As per my previous reply:

I believe in the example with 6 documents (3 docs containing "storage" and 3 docs containing "school"), the amount of docs matching "storage" is the same as the amount of docs matching "school" out of the total of 6 docs (3/6 vs 3/6). In the example with 5 docs, its (2/5 for “storage” and 3/5 for “school”).

I believe you will then get a different set of results yet again if I had added another document with "storage" (total of 7 documents, 4 containing "storage").

You can test to verify if you wish.

Regards,
Jason

Jason_Tran · April 27, 2023, 3:57am

Tested it out with 7 docs just now :

[
  { tags: [ 'school' ], score: 0.44143030047416687 },
  { tags: [ 'home', 'school' ], score: 0.44143030047416687 },
  { tags: [ 'school', 'office' ], score: 0.44143030047416687 },
  { tags: [ 'storage' ], score: 0.3072332739830017 },
  { tags: [ 'office', 'storage' ], score: 0.3072332739830017 },
  { tags: [ 'storage' ], score: 0.3072332739830017 },
  { tags: [ 'storage', 'test' ], score: 0.3072332739830017 }
]

williamwjs · April 27, 2023, 4:01am

Also, one issue with "score": { "constant" : { "value" : 1} } is that, it would set the score to be the same for all the matching ones.

But my intention is to do a search with multiple factors, for example:

{
    $search: {
      "compound": {
        "should": [
         "near": {
            "path": "quantity",
            "origin": 350,
            "pivot": 400
         },
         "queryString": {
            "defaultPath": "tags",
            "query": "school OR storage"
         }]
      }
    }
  }

so that the result score is the combined factoring of the two “should” clauses here.
(Let me know if this makes sense to you )

Any suggestions on this?

Thank you!

Jason_Tran · April 27, 2023, 4:13am

Are you saying that the constant scoring option would cause the near to return the same results?

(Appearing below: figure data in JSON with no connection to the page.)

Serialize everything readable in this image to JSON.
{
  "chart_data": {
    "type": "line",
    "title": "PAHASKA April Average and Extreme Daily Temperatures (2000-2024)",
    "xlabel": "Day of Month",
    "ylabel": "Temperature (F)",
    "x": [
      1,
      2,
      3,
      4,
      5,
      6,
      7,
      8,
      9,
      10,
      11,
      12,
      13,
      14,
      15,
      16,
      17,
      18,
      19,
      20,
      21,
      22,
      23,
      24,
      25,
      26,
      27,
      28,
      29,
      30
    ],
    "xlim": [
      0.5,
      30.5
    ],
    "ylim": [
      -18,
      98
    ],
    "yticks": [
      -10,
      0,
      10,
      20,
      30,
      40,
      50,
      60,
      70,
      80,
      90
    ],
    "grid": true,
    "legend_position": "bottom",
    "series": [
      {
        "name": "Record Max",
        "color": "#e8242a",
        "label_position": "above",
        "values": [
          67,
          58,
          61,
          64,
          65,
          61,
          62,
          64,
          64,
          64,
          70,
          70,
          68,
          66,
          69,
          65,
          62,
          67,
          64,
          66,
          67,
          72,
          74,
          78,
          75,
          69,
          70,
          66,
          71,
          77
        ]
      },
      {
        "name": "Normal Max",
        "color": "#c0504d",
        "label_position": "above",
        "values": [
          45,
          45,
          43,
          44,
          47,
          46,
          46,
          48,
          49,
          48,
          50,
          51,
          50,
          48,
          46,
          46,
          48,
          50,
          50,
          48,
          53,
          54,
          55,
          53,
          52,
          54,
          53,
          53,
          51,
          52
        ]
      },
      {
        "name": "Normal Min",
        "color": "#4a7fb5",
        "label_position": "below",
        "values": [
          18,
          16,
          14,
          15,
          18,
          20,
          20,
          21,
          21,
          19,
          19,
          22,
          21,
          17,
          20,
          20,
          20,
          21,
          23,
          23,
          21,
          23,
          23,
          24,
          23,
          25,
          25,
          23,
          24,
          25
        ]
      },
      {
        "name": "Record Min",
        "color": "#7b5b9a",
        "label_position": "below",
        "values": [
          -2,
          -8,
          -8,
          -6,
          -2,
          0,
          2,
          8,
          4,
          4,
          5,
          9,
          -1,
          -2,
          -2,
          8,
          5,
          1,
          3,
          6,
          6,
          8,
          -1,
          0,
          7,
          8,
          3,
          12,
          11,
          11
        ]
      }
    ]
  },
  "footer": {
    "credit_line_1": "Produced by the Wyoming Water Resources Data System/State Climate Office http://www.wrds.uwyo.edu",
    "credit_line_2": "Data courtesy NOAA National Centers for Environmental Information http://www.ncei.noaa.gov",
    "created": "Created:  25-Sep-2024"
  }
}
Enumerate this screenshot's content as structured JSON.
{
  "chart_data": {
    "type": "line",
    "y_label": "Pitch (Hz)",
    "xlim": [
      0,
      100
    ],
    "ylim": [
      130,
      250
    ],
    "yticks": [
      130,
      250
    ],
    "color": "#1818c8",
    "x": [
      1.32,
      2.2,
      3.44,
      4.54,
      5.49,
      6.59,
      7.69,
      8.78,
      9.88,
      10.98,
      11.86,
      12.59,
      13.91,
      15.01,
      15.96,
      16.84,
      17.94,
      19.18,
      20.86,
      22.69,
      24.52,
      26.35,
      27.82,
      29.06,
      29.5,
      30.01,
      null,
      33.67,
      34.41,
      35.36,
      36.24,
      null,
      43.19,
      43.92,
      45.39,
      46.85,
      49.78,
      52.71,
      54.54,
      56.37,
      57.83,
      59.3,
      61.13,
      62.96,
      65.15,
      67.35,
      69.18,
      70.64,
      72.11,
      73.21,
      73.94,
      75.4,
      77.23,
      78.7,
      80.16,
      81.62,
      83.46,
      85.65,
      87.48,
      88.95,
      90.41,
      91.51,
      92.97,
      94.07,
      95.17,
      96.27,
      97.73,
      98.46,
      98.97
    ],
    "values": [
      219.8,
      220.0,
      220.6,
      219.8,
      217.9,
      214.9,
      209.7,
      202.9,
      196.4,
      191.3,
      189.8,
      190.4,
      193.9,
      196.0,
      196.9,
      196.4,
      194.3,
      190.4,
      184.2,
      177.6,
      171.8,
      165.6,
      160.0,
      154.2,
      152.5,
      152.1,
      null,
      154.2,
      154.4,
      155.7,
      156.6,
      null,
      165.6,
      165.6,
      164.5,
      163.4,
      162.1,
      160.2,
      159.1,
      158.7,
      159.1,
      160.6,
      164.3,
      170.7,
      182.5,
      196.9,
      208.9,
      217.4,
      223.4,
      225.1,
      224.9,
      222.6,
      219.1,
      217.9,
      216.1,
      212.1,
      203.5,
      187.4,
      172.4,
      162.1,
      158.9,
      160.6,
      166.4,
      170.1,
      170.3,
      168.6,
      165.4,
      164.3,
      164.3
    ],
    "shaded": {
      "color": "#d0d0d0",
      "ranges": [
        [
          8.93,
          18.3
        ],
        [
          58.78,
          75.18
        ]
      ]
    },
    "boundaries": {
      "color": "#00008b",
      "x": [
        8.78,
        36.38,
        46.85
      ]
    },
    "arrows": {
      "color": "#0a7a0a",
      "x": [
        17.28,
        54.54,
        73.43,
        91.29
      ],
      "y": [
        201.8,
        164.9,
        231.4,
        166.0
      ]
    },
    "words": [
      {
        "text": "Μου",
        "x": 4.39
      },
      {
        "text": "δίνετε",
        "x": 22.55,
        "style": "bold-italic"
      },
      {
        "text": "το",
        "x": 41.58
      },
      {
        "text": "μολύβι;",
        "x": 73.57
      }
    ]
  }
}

I think you would just need the constant on the queryString portion and not the near operator. For example, output using constant only on queryString:

[
  { quantity: 350, tags: [ 'school', 'office' ], score: 2 },
  {
    tags: [ 'office', 'storage' ],
    quantity: 50,
    score: 1.5714285373687744
  },
  {
    quantity: 15,
    tags: [ 'home', 'school' ],
    score: 1.5442177057266235
  },
  { quantity: 5, tags: [ 'school' ], score: 1.5369126796722412 },
  { quantity: 5, tags: [ 'storage' ], score: 1.5369126796722412 }
]

The $search used for above:

db.tags.aggregate({
    "$search": {
      "index": "tagsindex",
      "compound": {
        "should": [{
          "near": {
            "path": "quantity",
            "origin": 350,
            "pivot": 400
          }
         },{
          "queryString": {
            "defaultPath": "tags",
            "query": "school OR storage",
            "score": { "constant" : { "value" : 1} }
          }
          }
      ]
    }
  }
},
{
  "$project": {
    "_id": 0,
    "tags": 1,
    "quantity": 1,
    "score": { "$meta": "searchScore"}
  }
})

williamwjs · April 27, 2023, 5:29am

You are right! It could reflect.
Initially I set the constant value to be 10, thus, for some reason, all the results would have the same score. After changing to 1, it would work now.

Thank you so much for all your help!!!

system · May 2, 2023, 5:30am

This topic was automatically closed 5 days after the last reply. New replies are no longer allowed.